Oğlunun cezaevinde olduğunu  ve 100 yıl ceza verildiğini söyleyen Kamile Aras da, “O tutsaklardan biri de oğlum. Bitlis’te 2017 yılında tutuklandı. 6 aydır tek kişilik hücrede tutuluyor. Büşük bir baskı altındalar.  Sebepsiz  ve suçsuz tek kişilik hücrede tutuluyorlar. Artık Kürt halkı ayağa kalkmalı ve elele vermeli.  Kürt halkı artık yeter demeli. Bu zulüm ne zamana kadar sürecek? Cezaevlerinde nasıl bir zulüm olduğunu herkes biliyor. Tüm tutsaklar üzerinde baskı var.  Biz annelerin yüreği yanıyor.  Cezaevlerinde cenazeler çıkıyor.

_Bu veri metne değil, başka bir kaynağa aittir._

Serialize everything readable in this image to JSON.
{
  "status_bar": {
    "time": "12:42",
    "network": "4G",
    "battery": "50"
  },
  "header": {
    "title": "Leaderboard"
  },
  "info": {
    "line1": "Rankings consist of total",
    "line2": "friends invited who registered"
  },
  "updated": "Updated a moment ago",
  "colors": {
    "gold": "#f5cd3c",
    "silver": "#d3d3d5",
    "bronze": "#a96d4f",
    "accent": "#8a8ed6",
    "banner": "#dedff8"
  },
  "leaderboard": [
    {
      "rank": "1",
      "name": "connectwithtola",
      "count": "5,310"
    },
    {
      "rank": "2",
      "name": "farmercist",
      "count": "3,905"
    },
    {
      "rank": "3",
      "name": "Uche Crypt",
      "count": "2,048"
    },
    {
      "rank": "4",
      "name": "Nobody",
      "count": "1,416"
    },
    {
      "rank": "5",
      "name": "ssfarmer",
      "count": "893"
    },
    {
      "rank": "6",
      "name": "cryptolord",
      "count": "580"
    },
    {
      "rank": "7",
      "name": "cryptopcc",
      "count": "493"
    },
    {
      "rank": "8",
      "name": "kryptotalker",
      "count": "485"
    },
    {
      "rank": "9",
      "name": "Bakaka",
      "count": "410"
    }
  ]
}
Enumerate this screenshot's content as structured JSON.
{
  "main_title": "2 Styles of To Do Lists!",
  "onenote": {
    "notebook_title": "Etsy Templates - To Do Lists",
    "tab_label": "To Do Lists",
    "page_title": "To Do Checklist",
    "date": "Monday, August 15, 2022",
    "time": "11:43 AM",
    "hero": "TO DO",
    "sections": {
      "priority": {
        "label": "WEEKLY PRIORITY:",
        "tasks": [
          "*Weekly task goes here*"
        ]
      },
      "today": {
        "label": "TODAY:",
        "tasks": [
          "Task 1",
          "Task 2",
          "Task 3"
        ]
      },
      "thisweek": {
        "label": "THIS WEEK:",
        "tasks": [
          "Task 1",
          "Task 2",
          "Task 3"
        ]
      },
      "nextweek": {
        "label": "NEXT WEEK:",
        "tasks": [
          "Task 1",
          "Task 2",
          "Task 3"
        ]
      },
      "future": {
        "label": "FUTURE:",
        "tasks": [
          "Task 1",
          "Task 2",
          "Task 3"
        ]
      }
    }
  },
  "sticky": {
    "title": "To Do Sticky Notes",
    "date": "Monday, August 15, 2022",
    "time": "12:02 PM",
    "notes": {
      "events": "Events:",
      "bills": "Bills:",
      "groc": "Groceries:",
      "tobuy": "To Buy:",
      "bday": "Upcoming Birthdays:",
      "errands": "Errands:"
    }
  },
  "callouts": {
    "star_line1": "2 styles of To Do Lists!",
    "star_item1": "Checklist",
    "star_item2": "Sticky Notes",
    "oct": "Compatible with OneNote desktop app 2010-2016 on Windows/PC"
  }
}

Türkiye’de adalet yok. Eğer adalet olsaydı öncelikle bu baskılar olmazdı.  Eğer adalet olsaydı tutsaklar 2018 yılında açlık grevine girdiğinde adalet yerini bulurdu.  Ancak adalet, geçmişten bugüne yok.  Kürt halkına ve cezaevlerinde dört duvar arasındaki tutsaklara yönelik  büyük bir zulüm var. Erzurumlu aileye oğlunun cenazesi bir torba içerisinde verildi.  Eğer adalet olsaydı cenaze o şekilde verilmezdi. Tüm dünya bu zulme şahit, Ancak gözlerini, kulaklarını kapatmıy durumdalar” dedi. 
 
‘Tutsaklara ses verin’
 
Cezaevlerinde tutsakların baskılara karşı girdikleri açlık grevlerine de değinen Kamile, oğlunun da açlık grevine başlayacağını kendilerine aktardığını söyledi. Hükümetin hiçbir adım atmadığını dile getiren Kamile, Kürt halkının ayağa kalkmasını, cezaevlerinde yaşananlara karşı duyarlı olmasını ve tutsakların sesine ses  vermesini istedi.  “Sessizliği kıralım” diyen Kamile, “Tutsaklara sahip çıkalım ve onları özgürleştirelim” ifadelerini kullandı. 
 
‘Tutsakların sesini kısamazlar’
Hem dışarıda hem de içeride cezaevlerinde Kürt halkına yönelik baskı uygulandığını dile getiren Hediye Demir ise, “Bugün tutsakların hakları ihlal ediliyor. Cezaevlerinde her gün cenaze çıkıyor. Bu içimizi yakıyor. Zalim bir devlet var.  Tüm kanunları ellerine geçirmişler ve kendi isteklerine göre kullanıyorlar. Cezaevlerinde şüpheli ölümler oluyor. Tutsaklarımızı öldürüyorlar. Ancak elbet bir gün bu zulüm bitecek. Zulüm kimsenin yanına kalmaz, devlete de kalmayacak. Asta zulmü kabul etmiyoruz. Direneceğiz ve tutsaklara sahip çıkacağız. Hem içeride hem dışarıda zulüm var. Sonunda özgürlük olacak. Devletin amacı Kürt halkını yok etmek. Bu yüzden de özgürlük isteyenleri dört duvar arasında tutuyor. Onlar düşünceleri yüzünden dört duvar arasında.  Kimse  tutsakların sesini kısamaz” diye konuştu.  
 
Cezaevi önünde yaptıkları açıklamaya polislerin saldırdığını söyleyen Hediye, Kürt halkının tek dil, tek bayrak, tek devlet dayatmasına karşı çıkması gerektiğini belirtti.